Suzanne Speidel is Senior Lecturer in Film Studies and Course Leader for BA in Film and Literature at Sheffield Hallam University. She is currently working on a book of film adaptations of the works of E. M. Forster, forthcoming in 2008, and has published articles in books and journals on Joseph Conrad and cinema, and TV drama and narrative theory.
Paul Ward is Senior Lecturer in Animation Theory and History at the Arts Institute at Bournemouth. He is the author of Documentary: The Margins of Reality (Wallflower Press, 2005), and numerous journal and anthology articles on documentary and animation. His work has appeared in Animation: An Interdisciplinary Journal, Scope: AnOnline Journal of Film Studies and the Historical Journal of Film, Radio and Television. He is Reviews Editor for Animation: An Interdisciplinary Journal and a Board Member of the Society for Animation Studies.

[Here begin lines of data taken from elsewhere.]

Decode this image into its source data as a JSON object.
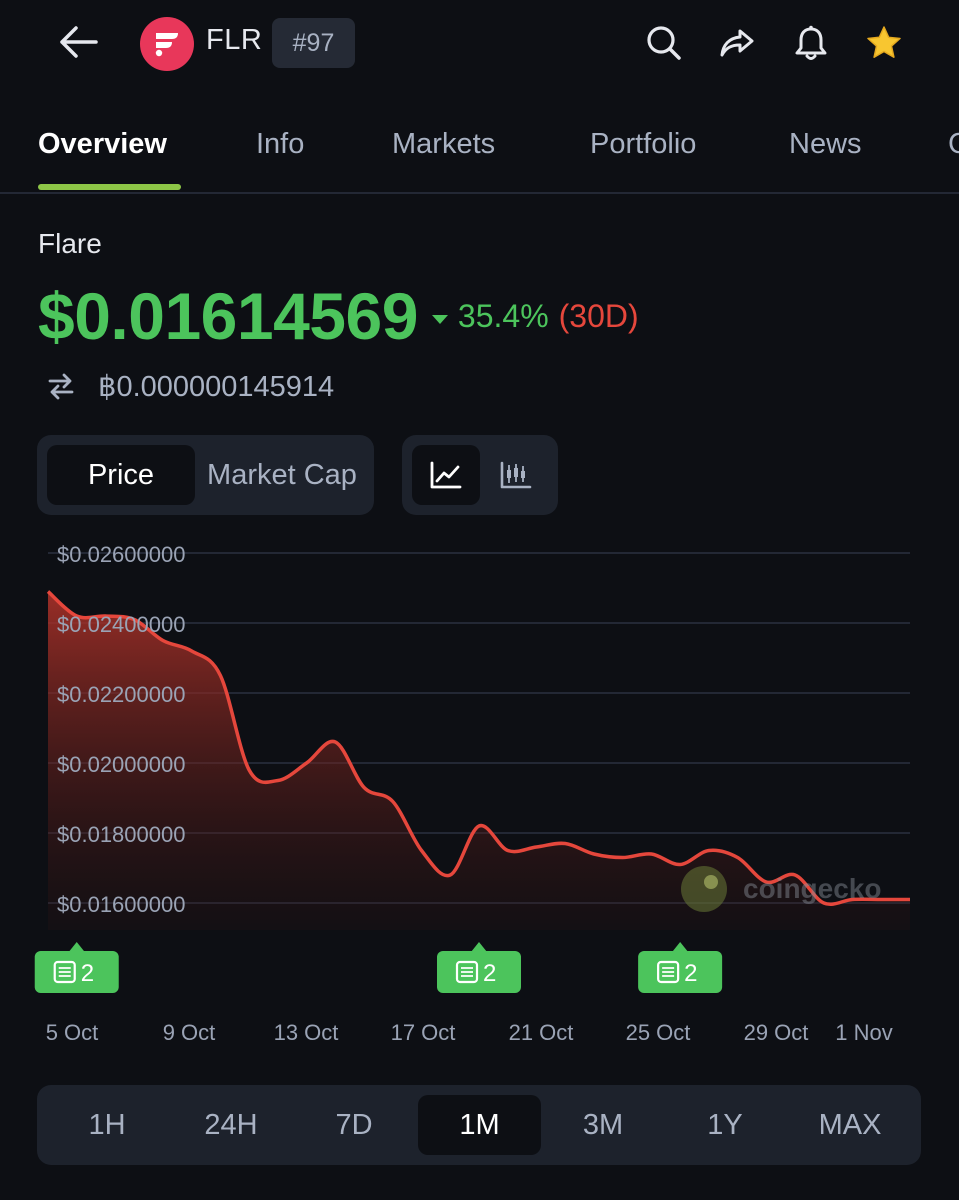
{
  "header": {
    "coin_symbol": "FLR",
    "rank": "#97"
  },
  "tabs": [
    {
      "label": "Overview",
      "active": true
    },
    {
      "label": "Info",
      "active": false
    },
    {
      "label": "Markets",
      "active": false
    },
    {
      "label": "Portfolio",
      "active": false
    },
    {
      "label": "News",
      "active": false
    },
    {
      "label": "C",
      "active": false
    }
  ],
  "coin": {
    "name": "Flare",
    "price": "$0.01614569",
    "change_pct": "35.4%",
    "change_period": "(30D)",
    "btc_price": "฿0.000000145914"
  },
  "toggles": {
    "price_label": "Price",
    "market_cap_label": "Market Cap"
  },
  "range": {
    "options": [
      "1H",
      "24H",
      "7D",
      "1M",
      "3M",
      "1Y",
      "MAX"
    ],
    "selected": "1M"
  },
  "watermark": "coingecko",
  "colors": {
    "up": "#4cc45c",
    "down": "#e5473c",
    "accent": "#8dc647",
    "badge": "#4cc45c"
  },
  "icons": [
    "arrow-left-icon",
    "flare-logo-icon",
    "search-icon",
    "share-icon",
    "bell-icon",
    "star-icon",
    "swap-icon",
    "line-chart-icon",
    "candlestick-icon",
    "news-icon"
  ],
  "chart_data": {
    "type": "area",
    "y_tick_labels": [
      "$0.02600000",
      "$0.02400000",
      "$0.02200000",
      "$0.02000000",
      "$0.01800000",
      "$0.01600000"
    ],
    "y_ticks": [
      0.026,
      0.024,
      0.022,
      0.02,
      0.018,
      0.016
    ],
    "ylim": [
      0.0155,
      0.0265
    ],
    "x_tick_labels": [
      "5 Oct",
      "9 Oct",
      "13 Oct",
      "17 Oct",
      "21 Oct",
      "25 Oct",
      "29 Oct",
      "1 Nov"
    ],
    "xlim": [
      "2024-10-04",
      "2024-11-03"
    ],
    "series": [
      {
        "x": [
          "2024-10-04",
          "2024-10-05",
          "2024-10-06",
          "2024-10-07",
          "2024-10-08",
          "2024-10-09",
          "2024-10-10",
          "2024-10-11",
          "2024-10-12",
          "2024-10-13",
          "2024-10-14",
          "2024-10-15",
          "2024-10-16",
          "2024-10-17",
          "2024-10-18",
          "2024-10-19",
          "2024-10-20",
          "2024-10-21",
          "2024-10-22",
          "2024-10-23",
          "2024-10-24",
          "2024-10-25",
          "2024-10-26",
          "2024-10-27",
          "2024-10-28",
          "2024-10-29",
          "2024-10-30",
          "2024-10-31",
          "2024-11-01",
          "2024-11-02",
          "2024-11-03"
        ],
        "values": [
          0.0249,
          0.0242,
          0.0242,
          0.0241,
          0.0235,
          0.0232,
          0.0225,
          0.0198,
          0.0195,
          0.02,
          0.0206,
          0.0193,
          0.0189,
          0.0175,
          0.0168,
          0.0182,
          0.0175,
          0.0176,
          0.0177,
          0.0174,
          0.0173,
          0.0174,
          0.0171,
          0.0175,
          0.0173,
          0.0166,
          0.0168,
          0.016,
          0.0161,
          0.0161,
          0.0161
        ]
      }
    ],
    "news_markers": [
      {
        "date": "2024-10-05",
        "count": "2"
      },
      {
        "date": "2024-10-19",
        "count": "2"
      },
      {
        "date": "2024-10-26",
        "count": "2"
      }
    ],
    "grid": true
  }
}
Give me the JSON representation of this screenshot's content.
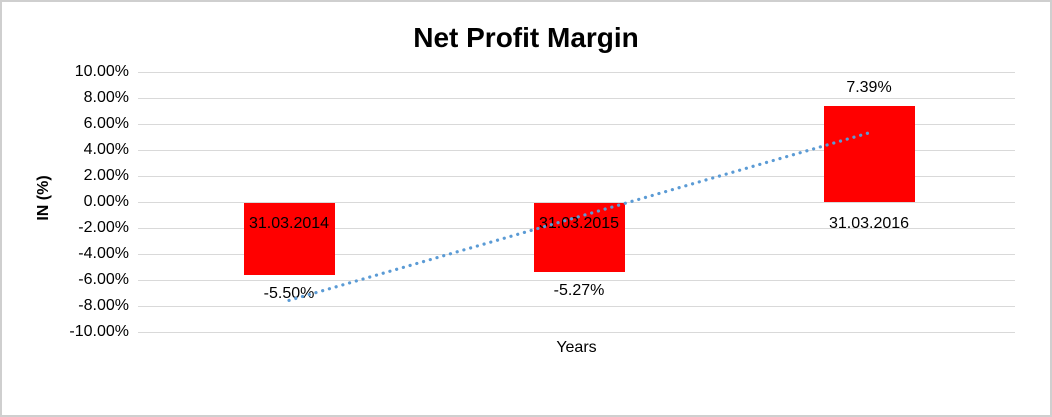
{
  "window": {
    "background_color": "#ffffff",
    "border_color": "#cfcfcf"
  },
  "chart_data": {
    "type": "bar",
    "title": "Net Profit Margin",
    "xlabel": "Years",
    "ylabel": "IN (%)",
    "categories": [
      "31.03.2014",
      "31.03.2015",
      "31.03.2016"
    ],
    "values": [
      -5.5,
      -5.27,
      7.39
    ],
    "data_labels": [
      "-5.50%",
      "-5.27%",
      "7.39%"
    ],
    "bar_color": "#ff0000",
    "label_color": "#000000",
    "ylim": [
      -10,
      10
    ],
    "ytick_values": [
      10,
      8,
      6,
      4,
      2,
      0,
      -2,
      -4,
      -6,
      -8,
      -10
    ],
    "ytick_labels": [
      "10.00%",
      "8.00%",
      "6.00%",
      "4.00%",
      "2.00%",
      "0.00%",
      "-2.00%",
      "-4.00%",
      "-6.00%",
      "-8.00%",
      "-10.00%"
    ],
    "grid": true,
    "gridline_color": "#d9d9d9",
    "legend": "none",
    "trendline": {
      "type": "linear",
      "style": "dotted",
      "color": "#5b9bd5",
      "start_value": -7.57,
      "end_value": 5.32
    }
  }
}
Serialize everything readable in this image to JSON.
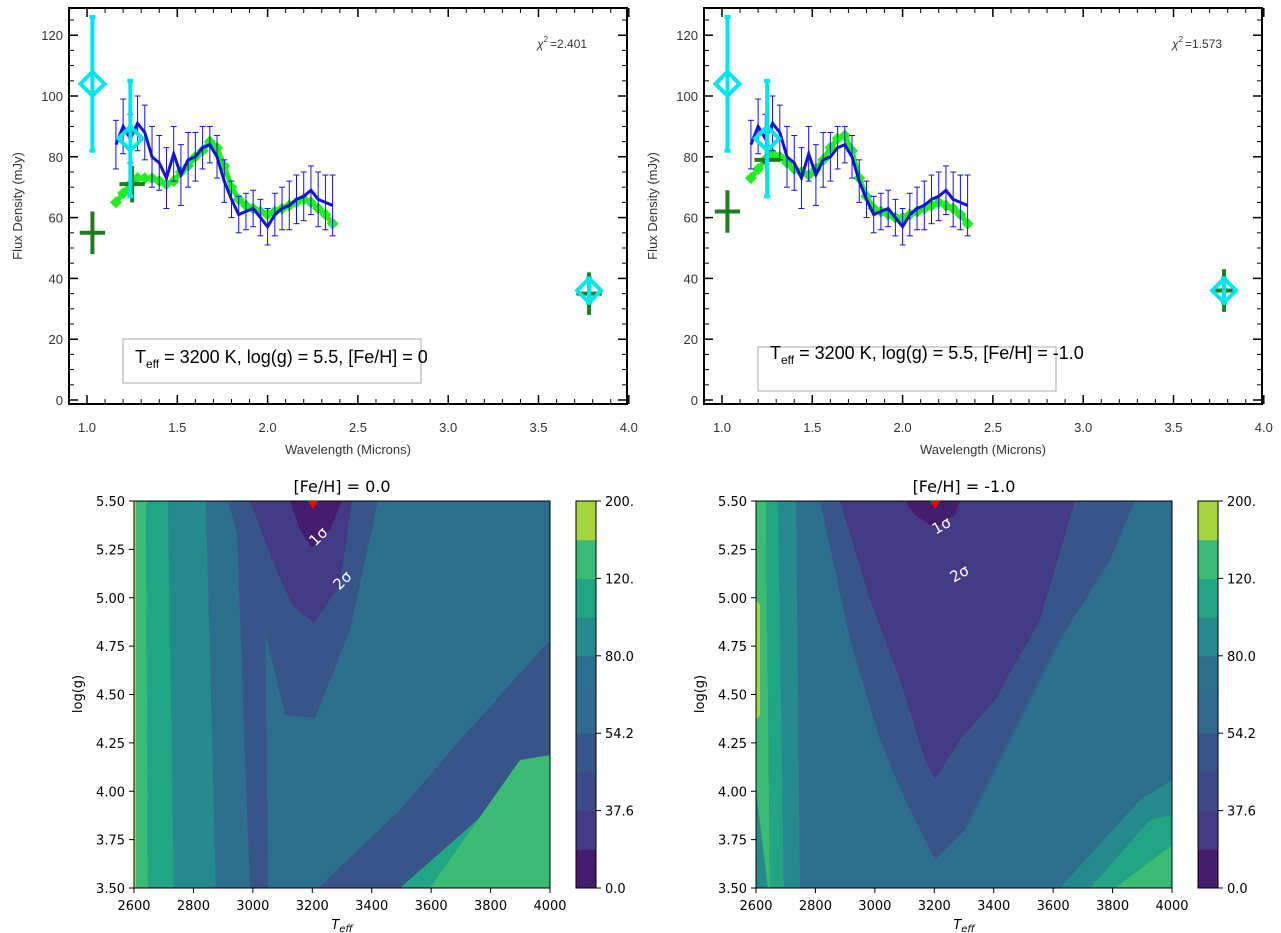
{
  "chart_data": [
    {
      "type": "scatter",
      "xlabel": "Wavelength (Microns)",
      "ylabel": "Flux Density (mJy)",
      "xlim": [
        0.9,
        4.0
      ],
      "ylim": [
        0,
        130
      ],
      "xticks": [
        "1.0",
        "1.5",
        "2.0",
        "2.5",
        "3.0",
        "3.5",
        "4.0"
      ],
      "yticks": [
        "0",
        "20",
        "40",
        "60",
        "80",
        "100",
        "120"
      ],
      "chi2_symbol": "χ",
      "chi2_exp": "2",
      "chi2_value": "=2.401",
      "label_T": "T",
      "label_sub": "eff",
      "label_rest": " = 3200 K, log(g) = 5.5, [Fe/H] = 0",
      "colors": {
        "spectrum": "#1414d2",
        "model": "#22ee22",
        "photometry": "#00e5ee",
        "synthetic": "#1e7b1e"
      },
      "spectrum": {
        "x": [
          1.16,
          1.2,
          1.24,
          1.28,
          1.32,
          1.36,
          1.4,
          1.44,
          1.48,
          1.52,
          1.56,
          1.6,
          1.64,
          1.68,
          1.72,
          1.76,
          1.8,
          1.84,
          1.88,
          1.92,
          1.96,
          2.0,
          2.04,
          2.08,
          2.12,
          2.16,
          2.2,
          2.24,
          2.28,
          2.32,
          2.36
        ],
        "y": [
          84,
          90,
          86,
          91,
          88,
          80,
          78,
          73,
          81,
          74,
          79,
          80,
          83,
          84,
          80,
          72,
          66,
          61,
          62,
          63,
          60,
          57,
          61,
          63,
          64,
          66,
          67,
          69,
          66,
          65,
          64
        ],
        "err": [
          8,
          9,
          8,
          9,
          9,
          10,
          9,
          10,
          9,
          10,
          9,
          8,
          7,
          6,
          7,
          7,
          6,
          6,
          6,
          6,
          6,
          6,
          7,
          7,
          8,
          8,
          8,
          8,
          9,
          9,
          10
        ]
      },
      "model": {
        "x": [
          1.16,
          1.2,
          1.24,
          1.28,
          1.32,
          1.36,
          1.4,
          1.44,
          1.48,
          1.52,
          1.56,
          1.6,
          1.64,
          1.68,
          1.72,
          1.76,
          1.8,
          1.84,
          1.88,
          1.92,
          1.96,
          2.0,
          2.04,
          2.08,
          2.12,
          2.16,
          2.2,
          2.24,
          2.28,
          2.32,
          2.36
        ],
        "y": [
          65,
          68,
          71,
          73,
          73,
          73,
          72,
          71,
          72,
          75,
          77,
          80,
          82,
          85,
          83,
          77,
          70,
          66,
          64,
          63,
          62,
          61,
          62,
          63,
          64,
          65,
          66,
          65,
          63,
          61,
          58
        ]
      },
      "photometry": [
        {
          "x": 1.03,
          "y": 104,
          "err": 22
        },
        {
          "x": 1.24,
          "y": 86,
          "err": 19
        },
        {
          "x": 3.78,
          "y": 36,
          "err": 4
        }
      ],
      "synthetic": [
        {
          "x": 1.03,
          "y": 55,
          "xerr": 0.07,
          "yerr": 7
        },
        {
          "x": 1.25,
          "y": 71,
          "xerr": 0.07,
          "yerr": 6
        },
        {
          "x": 3.78,
          "y": 35,
          "xerr": 0.07,
          "yerr": 7
        }
      ]
    },
    {
      "type": "scatter",
      "xlabel": "Wavelength (Microns)",
      "ylabel": "Flux Density (mJy)",
      "xlim": [
        0.9,
        4.0
      ],
      "ylim": [
        0,
        130
      ],
      "xticks": [
        "1.0",
        "1.5",
        "2.0",
        "2.5",
        "3.0",
        "3.5",
        "4.0"
      ],
      "yticks": [
        "0",
        "20",
        "40",
        "60",
        "80",
        "100",
        "120"
      ],
      "chi2_symbol": "χ",
      "chi2_exp": "2",
      "chi2_value": "=1.573",
      "label_T": "T",
      "label_sub": "eff",
      "label_rest": " = 3200 K, log(g) = 5.5, [Fe/H] = -1.0",
      "colors": {
        "spectrum": "#1414d2",
        "model": "#22ee22",
        "photometry": "#00e5ee",
        "synthetic": "#1e7b1e"
      },
      "spectrum": {
        "x": [
          1.16,
          1.2,
          1.24,
          1.28,
          1.32,
          1.36,
          1.4,
          1.44,
          1.48,
          1.52,
          1.56,
          1.6,
          1.64,
          1.68,
          1.72,
          1.76,
          1.8,
          1.84,
          1.88,
          1.92,
          1.96,
          2.0,
          2.04,
          2.08,
          2.12,
          2.16,
          2.2,
          2.24,
          2.28,
          2.32,
          2.36
        ],
        "y": [
          84,
          90,
          86,
          91,
          88,
          80,
          78,
          73,
          81,
          74,
          79,
          80,
          83,
          84,
          80,
          72,
          66,
          61,
          62,
          63,
          60,
          57,
          61,
          63,
          64,
          66,
          67,
          69,
          66,
          65,
          64
        ],
        "err": [
          8,
          9,
          8,
          9,
          9,
          10,
          9,
          10,
          9,
          10,
          9,
          8,
          7,
          6,
          7,
          7,
          6,
          6,
          6,
          6,
          6,
          6,
          7,
          7,
          8,
          8,
          8,
          8,
          9,
          9,
          10
        ]
      },
      "model": {
        "x": [
          1.16,
          1.2,
          1.24,
          1.28,
          1.32,
          1.36,
          1.4,
          1.44,
          1.48,
          1.52,
          1.56,
          1.6,
          1.64,
          1.68,
          1.72,
          1.76,
          1.8,
          1.84,
          1.88,
          1.92,
          1.96,
          2.0,
          2.04,
          2.08,
          2.12,
          2.16,
          2.2,
          2.24,
          2.28,
          2.32,
          2.36
        ],
        "y": [
          73,
          76,
          79,
          81,
          80,
          78,
          76,
          75,
          74,
          76,
          79,
          83,
          86,
          87,
          82,
          73,
          67,
          63,
          62,
          61,
          60,
          60,
          61,
          62,
          63,
          64,
          65,
          64,
          63,
          61,
          58
        ]
      },
      "photometry": [
        {
          "x": 1.03,
          "y": 104,
          "err": 22
        },
        {
          "x": 1.25,
          "y": 86,
          "err": 19
        },
        {
          "x": 3.78,
          "y": 36,
          "err": 4
        }
      ],
      "synthetic": [
        {
          "x": 1.03,
          "y": 62,
          "xerr": 0.07,
          "yerr": 7
        },
        {
          "x": 1.25,
          "y": 79,
          "xerr": 0.07,
          "yerr": 6
        },
        {
          "x": 3.78,
          "y": 36,
          "xerr": 0.07,
          "yerr": 7
        }
      ]
    },
    {
      "type": "heatmap",
      "title": "[Fe/H] = 0.0",
      "xlabel_main": "T",
      "xlabel_sub": "eff",
      "ylabel": "log(g)",
      "xlim": [
        2600,
        4000
      ],
      "ylim": [
        3.5,
        5.5
      ],
      "xticks": [
        "2600",
        "2800",
        "3000",
        "3200",
        "3400",
        "3600",
        "3800",
        "4000"
      ],
      "yticks": [
        "3.50",
        "3.75",
        "4.00",
        "4.25",
        "4.50",
        "4.75",
        "5.00",
        "5.25",
        "5.50"
      ],
      "cbar_ticks": [
        "0.0",
        "37.6",
        "54.2",
        "80.0",
        "120.",
        "200."
      ],
      "levels": [
        "#461c6e",
        "#433a83",
        "#38558a",
        "#2d6e8e",
        "#258a8c",
        "#22a584",
        "#3cbb75",
        "#a6d63f"
      ],
      "best_fit": {
        "teff": 3200,
        "logg": 5.5
      },
      "contour_labels": [
        "1σ",
        "2σ"
      ],
      "contour_shape": "contours of chi-squared over Teff and log(g)"
    },
    {
      "type": "heatmap",
      "title": "[Fe/H] = -1.0",
      "xlabel_main": "T",
      "xlabel_sub": "eff",
      "ylabel": "log(g)",
      "xlim": [
        2600,
        4000
      ],
      "ylim": [
        3.5,
        5.5
      ],
      "xticks": [
        "2600",
        "2800",
        "3000",
        "3200",
        "3400",
        "3600",
        "3800",
        "4000"
      ],
      "yticks": [
        "3.50",
        "3.75",
        "4.00",
        "4.25",
        "4.50",
        "4.75",
        "5.00",
        "5.25",
        "5.50"
      ],
      "cbar_ticks": [
        "0.0",
        "37.6",
        "54.2",
        "80.0",
        "120.",
        "200."
      ],
      "levels": [
        "#461c6e",
        "#433a83",
        "#38558a",
        "#2d6e8e",
        "#258a8c",
        "#22a584",
        "#3cbb75",
        "#a6d63f"
      ],
      "best_fit": {
        "teff": 3200,
        "logg": 5.5
      },
      "contour_labels": [
        "1σ",
        "2σ"
      ],
      "contour_shape": "contours of chi-squared over Teff and log(g)"
    }
  ]
}
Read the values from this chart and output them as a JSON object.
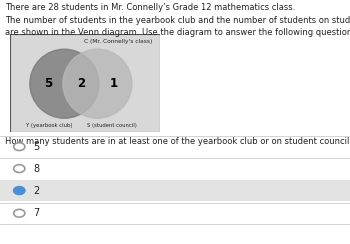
{
  "title_line1": "There are 28 students in Mr. Connelly’s Grade 12 mathematics class.",
  "title_line2": "The number of students in the yearbook club and the number of students on student council",
  "title_line3": "are shown in the Venn diagram. Use the diagram to answer the following questions.",
  "venn_title": "C (Mr. Connelly's class)",
  "label_y": "Y (yearbook club)",
  "label_s": "S (student council)",
  "num_left": "5",
  "num_center": "2",
  "num_right": "1",
  "question": "How many students are in at least one of the yearbook club or on student council?",
  "options": [
    "5",
    "8",
    "2",
    "7"
  ],
  "selected_option": 2,
  "bg_color": "#ffffff",
  "venn_box_color": "#d8d8d8",
  "circle_left_color": "#7a7a7a",
  "circle_right_color": "#b8b8b8",
  "selected_bg": "#e3e3e3",
  "selected_circle_color": "#4a90d9",
  "unselected_circle_color": "#ffffff",
  "unselected_circle_edge": "#999999",
  "separator_color": "#cccccc",
  "text_color": "#222222"
}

Paul Watson is a Senior Lecturer in Film and Media Studies at the University of Teesside, UK. He is the co-author of Three Minute Wonders: Music Video and the Politics of Representation (forthcoming) as well as numerous other articles on aspects of film, media and the politics of representation.
Paul Wells is Director of Animation in The Animation Academy at Loughborough University. He has published widely in the field, including Understanding Animation (Routledge 1998), Animation and America (Rutgers University Press, 2002), Animation:Genre and Authorship (Wallflower Press, 2002). He has also made a Channel Four documentary called Cartoons Kick Ass, three BBC programmes on British Animation and an educational video on Special Effects for the British Film Institute.
Additional website contributor
Julia Knight is Reader in Moving Image at the University of Sunderland, and author of New German Cinema: Images of a Generation (2004) and Women and the New German Cinema (1992). She is currently researching film and video distribution and is co-editor of Convergence: The International Journal of Research into New Media Technologies.